A DIY zombie flick made for chump change in the Australian outback, Undead is a no-budget oddity that boasts more enthusiasm than charm. After a shower of meteors brings the dead back to life, dungaree-wearing fisherman Marion (Mungo McKay) teams up with an assorted bunch of survivors to send the pasty-faced fugitives from the undertaker back to their beds. There's gore galore and plenty of in-jokes, but only undiscerning ghoul fools will give a Castlemaine XXXX about it.
According to cult cinema lore, debut filmmakers (and twin brothers) Michael and Peter Spierig were inspired to cobble Undead together by fellow Antipodean Peter Jackson, whose infamous gross-out zombie classic Bad Taste remains a genre landmark. Shooting in grainy 16mm (later blown up to 35mm) and using their home computer for most of the post-production effects, the Spierig brothers deliver an ugly looking movie that combines some inventive genre additions (including zombie fish!) with lots of brain bursting gore.
"CHEAPO BLEND OF SPLAT-STICK HUMOUR AND GORY GUFFAWS"
Grizzly fisherman Marion is easily the best thing about Undead's cheapo blend of splat-stick humour and gory guffaws. A man-mountain armed with a triple-barrelled shotgun and an array of Hong Kong movie moves, McKay keeps the film's relentless torrent of gags coming faster than the slower-than-molasses zombies can run. But not even his laconic presence can compensate for the film's shabby flaws: annoying characters (especially Dick Hunter's insufferably hysterical copper), ropey special effects and plot holes so big you could bury the entire zombie cast of Romero's Trilogy of The Dead in them.

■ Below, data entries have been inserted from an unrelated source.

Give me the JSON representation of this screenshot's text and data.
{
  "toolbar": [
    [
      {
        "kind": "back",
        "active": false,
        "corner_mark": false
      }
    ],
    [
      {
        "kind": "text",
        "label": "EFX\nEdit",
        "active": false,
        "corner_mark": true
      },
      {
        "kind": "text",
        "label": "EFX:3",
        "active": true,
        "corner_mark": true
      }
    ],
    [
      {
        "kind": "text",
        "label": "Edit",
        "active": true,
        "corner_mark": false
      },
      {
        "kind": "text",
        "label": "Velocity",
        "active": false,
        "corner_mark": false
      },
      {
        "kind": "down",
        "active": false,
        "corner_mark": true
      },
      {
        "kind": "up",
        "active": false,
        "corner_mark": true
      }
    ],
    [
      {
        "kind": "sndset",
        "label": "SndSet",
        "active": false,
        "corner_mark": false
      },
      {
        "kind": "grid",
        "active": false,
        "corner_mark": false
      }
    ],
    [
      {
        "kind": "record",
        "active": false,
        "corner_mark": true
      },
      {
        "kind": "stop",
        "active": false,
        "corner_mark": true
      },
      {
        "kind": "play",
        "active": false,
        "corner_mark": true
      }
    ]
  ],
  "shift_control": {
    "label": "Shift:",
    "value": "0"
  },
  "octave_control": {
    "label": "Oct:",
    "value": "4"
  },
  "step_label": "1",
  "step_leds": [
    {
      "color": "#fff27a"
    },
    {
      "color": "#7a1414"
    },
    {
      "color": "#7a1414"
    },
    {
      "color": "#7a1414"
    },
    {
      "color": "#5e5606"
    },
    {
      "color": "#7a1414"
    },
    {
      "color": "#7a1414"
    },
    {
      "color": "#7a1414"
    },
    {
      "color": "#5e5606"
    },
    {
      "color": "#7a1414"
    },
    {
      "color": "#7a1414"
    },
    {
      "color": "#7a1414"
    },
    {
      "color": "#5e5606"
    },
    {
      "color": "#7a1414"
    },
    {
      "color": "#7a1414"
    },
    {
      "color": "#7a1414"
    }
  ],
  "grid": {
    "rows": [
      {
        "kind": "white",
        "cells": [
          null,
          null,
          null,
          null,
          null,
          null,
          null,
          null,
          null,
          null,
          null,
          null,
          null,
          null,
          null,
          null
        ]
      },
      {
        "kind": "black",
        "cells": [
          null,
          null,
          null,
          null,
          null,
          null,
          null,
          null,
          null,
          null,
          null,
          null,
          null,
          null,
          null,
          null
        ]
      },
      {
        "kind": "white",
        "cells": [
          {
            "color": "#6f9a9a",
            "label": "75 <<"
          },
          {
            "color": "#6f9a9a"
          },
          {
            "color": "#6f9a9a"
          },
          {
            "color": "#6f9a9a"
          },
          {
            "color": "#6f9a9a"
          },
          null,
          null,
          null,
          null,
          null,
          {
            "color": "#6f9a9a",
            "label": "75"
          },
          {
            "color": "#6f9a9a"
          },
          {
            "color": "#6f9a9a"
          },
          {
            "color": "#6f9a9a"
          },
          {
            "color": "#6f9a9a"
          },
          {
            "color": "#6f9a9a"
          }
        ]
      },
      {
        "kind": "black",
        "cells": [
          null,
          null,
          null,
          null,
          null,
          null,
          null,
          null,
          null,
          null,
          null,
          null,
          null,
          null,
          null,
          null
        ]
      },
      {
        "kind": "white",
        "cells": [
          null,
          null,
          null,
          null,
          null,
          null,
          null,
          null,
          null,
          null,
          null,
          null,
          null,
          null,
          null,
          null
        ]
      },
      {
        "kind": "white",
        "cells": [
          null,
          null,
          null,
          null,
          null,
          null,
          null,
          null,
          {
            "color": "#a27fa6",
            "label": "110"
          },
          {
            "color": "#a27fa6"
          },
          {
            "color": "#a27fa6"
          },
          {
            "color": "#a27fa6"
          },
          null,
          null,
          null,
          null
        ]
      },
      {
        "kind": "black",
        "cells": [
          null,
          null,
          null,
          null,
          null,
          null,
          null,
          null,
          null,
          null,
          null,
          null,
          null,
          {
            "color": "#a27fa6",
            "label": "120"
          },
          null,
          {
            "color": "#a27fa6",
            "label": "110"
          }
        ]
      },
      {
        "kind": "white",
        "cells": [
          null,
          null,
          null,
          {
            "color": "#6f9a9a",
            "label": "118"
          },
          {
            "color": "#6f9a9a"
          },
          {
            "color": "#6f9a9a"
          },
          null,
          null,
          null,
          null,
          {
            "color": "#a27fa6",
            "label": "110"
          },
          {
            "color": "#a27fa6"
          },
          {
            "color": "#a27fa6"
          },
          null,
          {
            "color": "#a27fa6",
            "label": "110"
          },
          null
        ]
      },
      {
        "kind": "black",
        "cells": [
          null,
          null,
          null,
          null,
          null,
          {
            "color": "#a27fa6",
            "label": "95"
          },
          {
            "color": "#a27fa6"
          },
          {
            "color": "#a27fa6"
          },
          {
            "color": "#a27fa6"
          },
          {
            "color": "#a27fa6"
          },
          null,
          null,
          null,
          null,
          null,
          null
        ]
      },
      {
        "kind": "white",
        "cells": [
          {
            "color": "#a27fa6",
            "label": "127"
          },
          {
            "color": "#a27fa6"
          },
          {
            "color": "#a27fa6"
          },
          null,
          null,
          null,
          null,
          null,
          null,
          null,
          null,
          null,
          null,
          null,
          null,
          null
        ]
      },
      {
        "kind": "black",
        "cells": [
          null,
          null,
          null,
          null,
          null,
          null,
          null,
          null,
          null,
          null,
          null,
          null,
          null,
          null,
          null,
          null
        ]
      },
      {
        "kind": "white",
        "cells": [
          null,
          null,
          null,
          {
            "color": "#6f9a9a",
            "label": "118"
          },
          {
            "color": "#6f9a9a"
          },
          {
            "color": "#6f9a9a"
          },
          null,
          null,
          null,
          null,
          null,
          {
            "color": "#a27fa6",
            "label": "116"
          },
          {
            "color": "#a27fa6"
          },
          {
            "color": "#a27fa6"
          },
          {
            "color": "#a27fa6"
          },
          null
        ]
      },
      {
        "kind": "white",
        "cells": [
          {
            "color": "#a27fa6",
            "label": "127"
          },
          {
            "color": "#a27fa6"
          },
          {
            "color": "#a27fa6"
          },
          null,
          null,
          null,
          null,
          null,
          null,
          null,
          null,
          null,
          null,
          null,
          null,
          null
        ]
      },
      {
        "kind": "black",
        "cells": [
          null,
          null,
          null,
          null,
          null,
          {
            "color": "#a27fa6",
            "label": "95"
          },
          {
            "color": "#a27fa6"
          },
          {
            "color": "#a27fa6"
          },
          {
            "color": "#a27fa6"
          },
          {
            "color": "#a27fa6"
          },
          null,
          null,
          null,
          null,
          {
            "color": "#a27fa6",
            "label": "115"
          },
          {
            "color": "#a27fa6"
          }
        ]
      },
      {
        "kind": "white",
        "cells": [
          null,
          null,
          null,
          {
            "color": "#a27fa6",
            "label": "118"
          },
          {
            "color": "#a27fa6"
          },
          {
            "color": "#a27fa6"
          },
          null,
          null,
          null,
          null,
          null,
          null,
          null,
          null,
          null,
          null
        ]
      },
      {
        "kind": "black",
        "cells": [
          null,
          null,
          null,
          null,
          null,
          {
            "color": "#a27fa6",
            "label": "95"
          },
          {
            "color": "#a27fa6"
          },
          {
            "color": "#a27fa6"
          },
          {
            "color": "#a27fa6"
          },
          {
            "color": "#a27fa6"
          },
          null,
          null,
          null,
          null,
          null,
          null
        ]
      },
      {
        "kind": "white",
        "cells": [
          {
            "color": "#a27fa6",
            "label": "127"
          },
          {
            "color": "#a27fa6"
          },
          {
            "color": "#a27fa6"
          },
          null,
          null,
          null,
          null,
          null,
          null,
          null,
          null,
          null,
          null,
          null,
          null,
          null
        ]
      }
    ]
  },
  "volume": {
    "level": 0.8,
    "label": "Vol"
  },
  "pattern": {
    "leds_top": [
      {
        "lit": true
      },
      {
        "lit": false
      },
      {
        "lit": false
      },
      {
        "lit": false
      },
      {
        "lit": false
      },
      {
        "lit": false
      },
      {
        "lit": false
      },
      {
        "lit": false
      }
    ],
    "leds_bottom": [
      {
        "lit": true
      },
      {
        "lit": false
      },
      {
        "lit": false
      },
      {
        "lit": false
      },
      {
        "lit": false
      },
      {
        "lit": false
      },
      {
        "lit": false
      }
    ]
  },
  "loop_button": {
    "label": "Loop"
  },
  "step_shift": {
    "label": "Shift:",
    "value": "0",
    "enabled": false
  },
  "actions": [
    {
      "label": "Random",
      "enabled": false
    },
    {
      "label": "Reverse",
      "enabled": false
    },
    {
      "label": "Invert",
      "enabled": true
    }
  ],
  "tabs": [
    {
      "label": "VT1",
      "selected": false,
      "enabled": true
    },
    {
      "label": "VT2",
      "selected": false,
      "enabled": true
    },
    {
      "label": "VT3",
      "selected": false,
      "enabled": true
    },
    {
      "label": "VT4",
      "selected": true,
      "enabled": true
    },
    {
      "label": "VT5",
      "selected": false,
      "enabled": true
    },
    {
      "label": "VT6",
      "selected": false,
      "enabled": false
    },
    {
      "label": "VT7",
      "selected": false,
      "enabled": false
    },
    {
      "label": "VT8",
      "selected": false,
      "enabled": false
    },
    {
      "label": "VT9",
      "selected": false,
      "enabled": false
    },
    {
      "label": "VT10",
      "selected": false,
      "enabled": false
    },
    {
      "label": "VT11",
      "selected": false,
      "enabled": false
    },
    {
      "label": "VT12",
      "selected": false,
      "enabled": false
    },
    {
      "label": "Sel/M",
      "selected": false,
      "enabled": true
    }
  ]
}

The horror grapevine has been humming about Undead ever since it premiered at Portugal's Fantasporto Film Festival in February 2003. Mistakenly hailed as a zombie flick made by fans for fans, the sad reality is that it's an over-hyped hodgepodge of Evil Dead, Close Encounters Of The Third Kind and Bad Taste. While credit is due to the brothers for throwing a movie together from such limited resources, the moral of this homemade outing is clear: DDIY - Don't Do It Yourself.